Cecilia no se lamenta. Dice que, en el fondo, no le quedaba otra que perdonarse. “Porque había que seguir, y Máximo ya no iba a volver para decirme que iba a estar todo bien como hacía él”. Dice que fue así como –”por suerte, y porque no pensaba pasarme un año sin coger”–, se fijó en alguien que siempre había estado cerca, de los pocos que no había mirado. Fede era un compañero de trabajo muy cercano, tenían pasado y amigos en común, y en su experimento había habido desde el principio una única regla: nunca con nadie al que tuviera la obligación de volver a ver al día siguiente.
Pero una tarde salieron todos después del trabajo y se encontraron de otra manera. Y de repente, por primera vez en mucho tiempo, sintió que ya no estaba segura de nada, sólo de que quería volver a verlo. No sabía si Fede era tímido o sensible, pero sí que tenía algo. Y sí, es cierto, dice ahora, ella en esa época a todos les veía algo, pero con él fue distinto. Cuando estaba con Fede se sentía más torpe, como si fuera más chica.
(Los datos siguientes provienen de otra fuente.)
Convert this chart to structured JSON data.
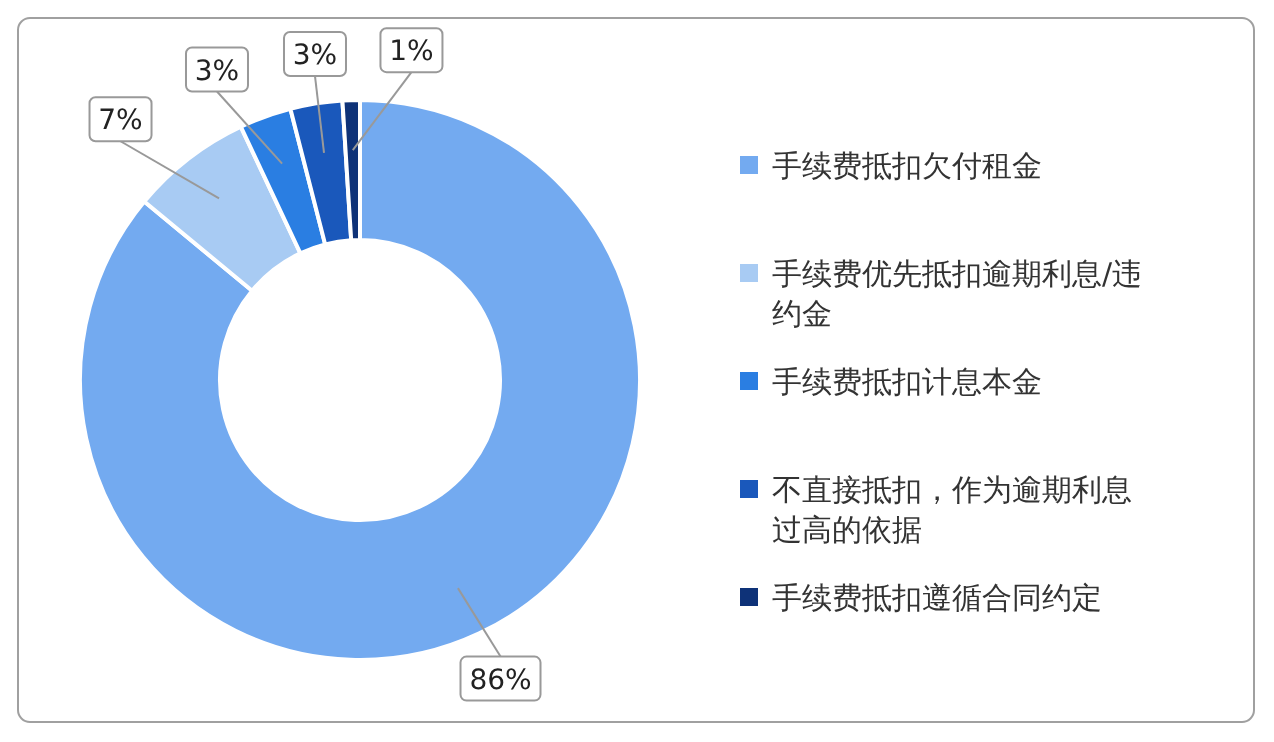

Como si toda esa experiencia de mujer que se las sabía todas se hubiera desarmado en cinco segundos.
“Me di cuenta de que iba en serio la tarde que pasamos riéndonos y hablando de pavadas, sin ninguna urgencia de irnos a la cama, sólo con el plan de pasar el rato. Volví a mi casa con ganas de seguir viéndolo, de seguir riéndome y hablando con él. De escucharlo reírse. Y supe que era él”. Y así fue como se acabaron para ella los chongos y empezó un nuevo experimento, el de la inseguridad de querer.